Regarding the relationship between the presence of MMC and the MB-ML distance, there remains controversy in the literature. Akbarzadeh et al. evaluated 210 CBCT data and found that the MB-ML distance was negatively correlated with the presence of MMC [15]. Conversely, studies by Alroomy R, Barros-Costa M, et al. have shown that the average distance between MB and ML is greater when MMC is present [16, 18]. Our study also concurs with this finding, demonstrating that the MB-ML distance is larger at 3.84 mm when MMC is present, compared to 3.62 mm when it is absent. Although we cannot determine a specific MB-ML distance that definitively indicates the presence of MMC, we can infer that a larger space between MB and ML is necessary to accommodate MMC. In clinical practice, a distance close to 4 mm can serve as a reference point to raise awareness of the potential presence of MMC.
With regard to the relationship between the presence of MMC and the buccolingual width, mesiodistal width, as well as the degree of flattening of the mesial root, there are only a handful of related studies. One study has pointed out that teeth with MMC exhibit a larger buccolingual distance (8.79 mm compared to 8.44 mm), whereas no significant difference is observed in the mesiodistal distance [18]. However, our study failed to uncover a significant correlation between these factors. We argue that when detecting MMC, greater emphasis should be placed on the distance between MB and ML, rather than focusing on the anatomical morphology of the mesial root. Nevertheless, this issue necessitates further research to provide definitive proof.

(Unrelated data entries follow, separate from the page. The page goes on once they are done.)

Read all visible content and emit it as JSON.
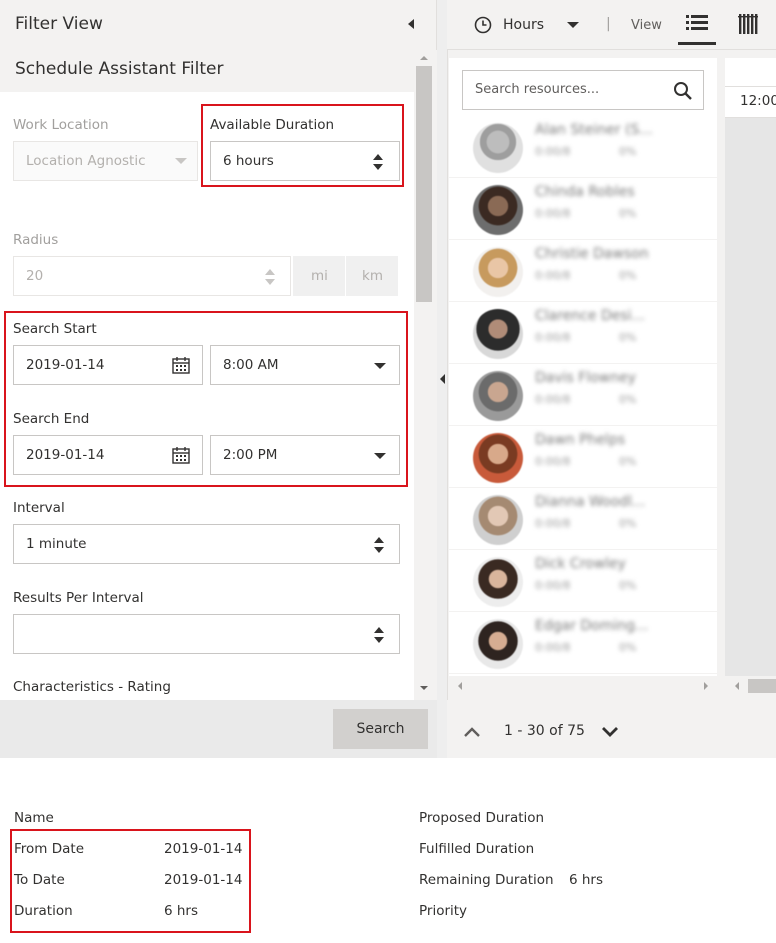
{
  "filter_view": {
    "title": "Filter View",
    "subtitle": "Schedule Assistant Filter",
    "work_location": {
      "label": "Work Location",
      "value": "Location Agnostic"
    },
    "available_duration": {
      "label": "Available Duration",
      "value": "6 hours"
    },
    "radius": {
      "label": "Radius",
      "value": "20",
      "unit_mi": "mi",
      "unit_km": "km"
    },
    "search_start": {
      "label": "Search Start",
      "date": "2019-01-14",
      "time": "8:00 AM"
    },
    "search_end": {
      "label": "Search End",
      "date": "2019-01-14",
      "time": "2:00 PM"
    },
    "interval": {
      "label": "Interval",
      "value": "1 minute"
    },
    "results_per_interval": {
      "label": "Results Per Interval",
      "value": ""
    },
    "characteristics": {
      "label": "Characteristics - Rating"
    },
    "search_button": "Search"
  },
  "resource_panel": {
    "toolbar": {
      "hours_label": "Hours",
      "separator": "|",
      "view_label": "View"
    },
    "search_placeholder": "Search resources...",
    "time_header": "12:00",
    "resources": [
      {
        "name": "Alan Steiner (S...",
        "meta": "0:00/8",
        "pct": "0%"
      },
      {
        "name": "Chinda Robles",
        "meta": "0:00/8",
        "pct": "0%"
      },
      {
        "name": "Christie Dawson",
        "meta": "0:00/8",
        "pct": "0%"
      },
      {
        "name": "Clarence Desi...",
        "meta": "0:00/8",
        "pct": "0%"
      },
      {
        "name": "Davis Flowney",
        "meta": "0:00/8",
        "pct": "0%"
      },
      {
        "name": "Dawn Phelps",
        "meta": "0:00/8",
        "pct": "0%"
      },
      {
        "name": "Dianna Woodl...",
        "meta": "0:00/8",
        "pct": "0%"
      },
      {
        "name": "Dick Crowley",
        "meta": "0:00/8",
        "pct": "0%"
      },
      {
        "name": "Edgar Doming...",
        "meta": "0:00/8",
        "pct": "0%"
      }
    ],
    "pager_text": "1 - 30 of 75"
  },
  "details": {
    "name_label": "Name",
    "from_date_label": "From Date",
    "from_date_value": "2019-01-14",
    "to_date_label": "To Date",
    "to_date_value": "2019-01-14",
    "duration_label": "Duration",
    "duration_value": "6 hrs",
    "proposed_duration_label": "Proposed Duration",
    "fulfilled_duration_label": "Fulfilled Duration",
    "remaining_duration_label": "Remaining Duration",
    "remaining_duration_value": "6 hrs",
    "priority_label": "Priority"
  },
  "colors": {
    "highlight": "#d9141c",
    "panel_bg": "#f3f2f1",
    "border": "#c8c6c4",
    "text": "#323130"
  },
  "icons": {
    "clock": "clock-icon",
    "dropdown": "caret-down-icon",
    "list_view": "list-view-icon",
    "column_view": "column-view-icon",
    "search": "search-icon",
    "calendar": "calendar-icon",
    "stepper": "stepper-icon",
    "collapse": "collapse-left-icon"
  }
}
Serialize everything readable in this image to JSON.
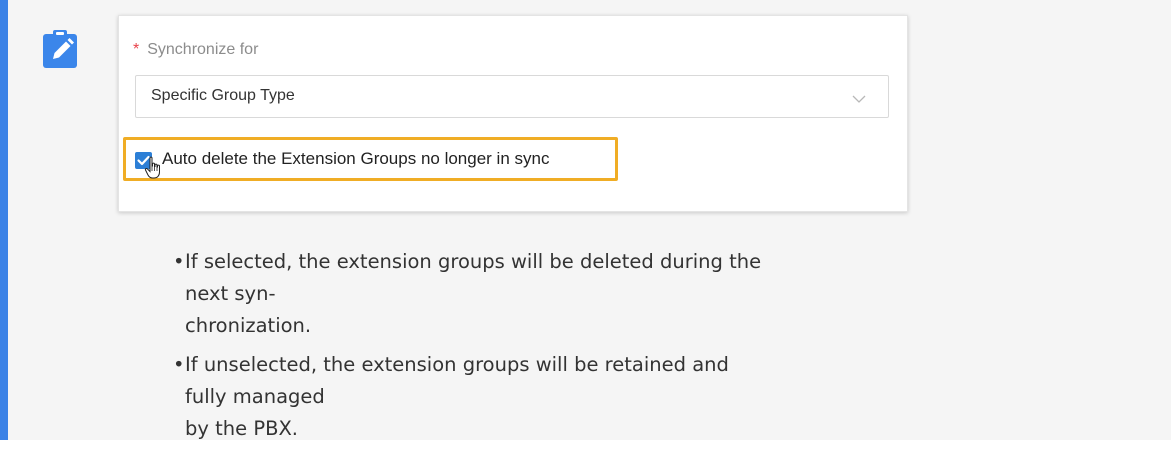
{
  "note": {
    "icon": "edit-note-icon",
    "accent_color": "#3b82e6"
  },
  "form": {
    "field_required_mark": "*",
    "field_label": "Synchronize for",
    "select_value": "Specific Group Type",
    "select_icon": "chevron-down-icon",
    "checkbox_checked": true,
    "checkbox_label": "Auto delete the Extension Groups no longer in sync",
    "highlight_color": "#f0ad25"
  },
  "bullets": [
    {
      "lines": [
        "If selected, the extension groups will be deleted during the next syn-",
        "chronization."
      ]
    },
    {
      "lines": [
        "If unselected, the extension groups will be retained and fully managed",
        "by the PBX."
      ]
    }
  ]
}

This study has several limitations. First, the 250 μm voxel size used in the CBCT device may reduce sensitivity in detecting fine anatomical structures like the MMC; literature suggests that voxel sizes of 200 μm or smaller yield more accurate results [32–33]. The study sample comprises a relatively young population with an average age of 34.89 years, which limits the assessment of potential differences in MMC prevalence across age groups. Secondary dentin deposition is a well-documented phenomenon, potentially leading to the occlusion or disappearance of MMCs. In this study, there is a large variability in age, ranging from a minimum of 18 to a maximum of 94, which may affect the results. Including only patients requiring orthodontic or restorative treatment may reduce the generalizability of the results to the general population. Additionally, using only CBCT means that the advantages of higher-resolution techniques, such as micro-CT, could not be leveraged. The assessments being conducted by a single observer may lead to a lack of inter- and intra-observer reliability, which could impact reproducibility. Finally, as the study is based on a Northwest Chinese population, its generalizability regarding MMC prevalence to other ethnic groups or geographic regions is limited.